Accomplishments that we're proud of

  • Fully in-browser gaze tracking: The MediaPipe pipeline runs entirely in a Chrome offscreen document. No servers, no Python, no external dependencies. Model size is only ~3.6 MB, and the total extension is ~8 MB!
  • Sub-2-second context delivery: From the moment your gaze locks on confusing content to seeing an explanation, the entire pipeline completes in under 2 seconds, a 3.5x improvement over the 7-second average for manual searching.
  • Dual-mode architecture: The system works both as a standalone Chrome extension (MediaPipe in-browser) and with the higher-fidelity Python gaze backend (MGazeNet over WebSocket), with seamless fallback between the two.
  • Enterprise-scale analytics: The Clarity Engine doesn't just help individuals, but also aggregates anonymized gaze telemetry across an organization to surface exactly which paragraphs, equations, or code blocks in shared documentation are causing the most confusion, complete with AI-generated rewrite suggestions that can be pushed back to Google Docs.
  • Privacy-first design: Camera frames are processed locally and never stored or transmitted. No video leaves the device. The scraper uses a staged "Escalation Ladder" (Visible --> Outline --> Full Text) to only access the minimum content necessary.

What we learned

  • Gaze is a surprisingly rich input signal: Even with consumer webcams and no specialized hardware, iris tracking plus head pose provides enough accuracy for dwell-based interaction. The key was pairing it with aggressive smoothing and a generous dwell radius rather than trying to achieve pixel-perfect accuracy.
  • Browser extension architecture is its own discipline: Chrome's Manifest V3, offscreen documents, sandboxed iframes, content script isolation, and message-passing topology each introduced constraints we had to design around.
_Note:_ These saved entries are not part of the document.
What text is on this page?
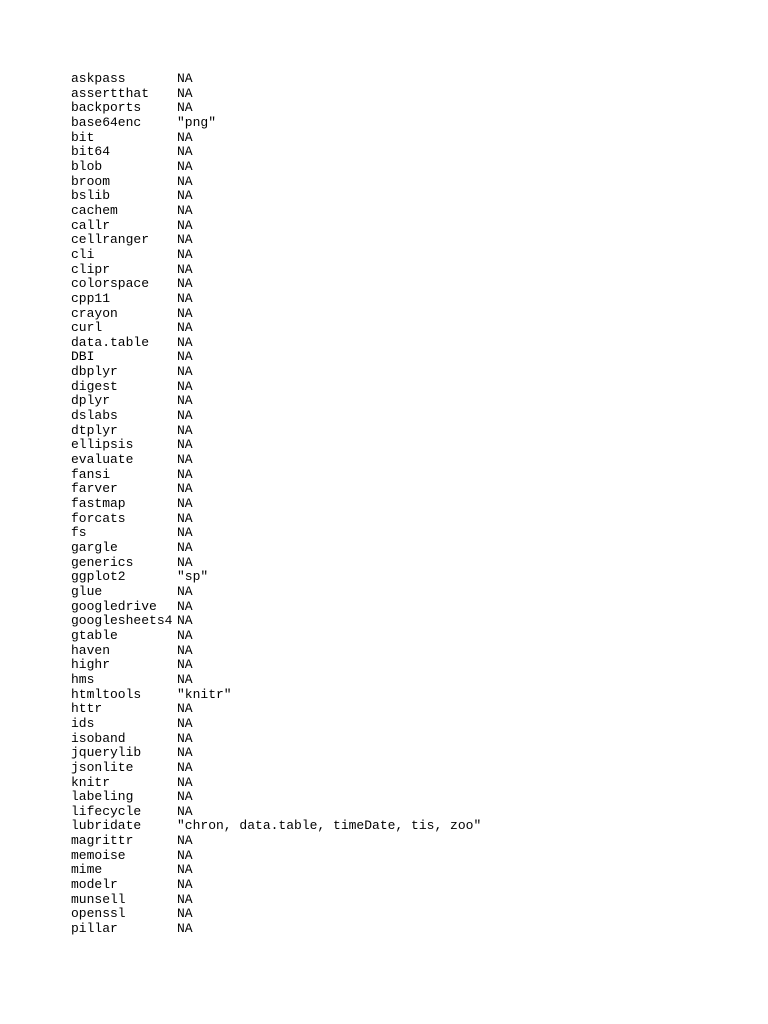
askpass	NA
assertthat	NA
backports	NA
base64enc	"png"
bit	NA
bit64	NA
blob	NA
broom	NA
bslib	NA
cachem	NA
callr	NA
cellranger	NA
cli	NA
clipr	NA
colorspace	NA
cpp11	NA
crayon	NA
curl	NA
data.table	NA
DBI	NA
dbplyr	NA
digest	NA
dplyr	NA
dslabs	NA
dtplyr	NA
ellipsis	NA
evaluate	NA
fansi	NA
farver	NA
fastmap	NA
forcats	NA
fs	NA
gargle	NA
generics	NA
ggplot2	"sp"
glue	NA
googledrive	NA
googlesheets4 NA
gtable	NA
haven	NA
highr	NA
hms	NA
htmltools	"knitr"
httr	NA
ids	NA
isoband	NA
jquerylib	NA
jsonlite	NA
knitr	NA
labeling	NA
lifecycle	NA
lubridate	"chron, data.table, timeDate, tis, zoo"
magrittr	NA
memoise	NA
mime	NA
modelr	NA
munsell	NA
openssl	NA
pillar	NA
Understanding the security model was as important as the ML work.
  • Reader state matters more than raw text: The same paragraph needs different explanations depending on whether someone is confused, interested, skimming, or revising. Routing by reader state (detected via dwell time and regressions) made the AI output dramatically more useful.
  • The gap between "model works in Python" and "model works in the browser" is enormous: Converting between ML runtimes (MNN -> ONNX -> TFLite -> WASM) isn't just a tooling problem; it's often an architecture problem requiring complete reimplementation.

What's next for ThirdEye

  • Blink-based intent confirmation: a "double blink within 1.2 seconds" trigger to confirm intent. This is the target interaction model, where dwell identifies the target and a deliberate blink says "explain this to me."
  • Chrome Web Store publishing: The extension is currently loaded in developer mode. Polishing the onboarding flow (camera permissions, calibration walkthrough) and publishing to the Web Store will make ThirdEye accessible to everyone.
  • Offline model bundling: MediaPipe currently loads from CDN. Bundling the WASM runtime and model for fully offline operation would make ThirdEye work in air-gapped and low-connectivity environments.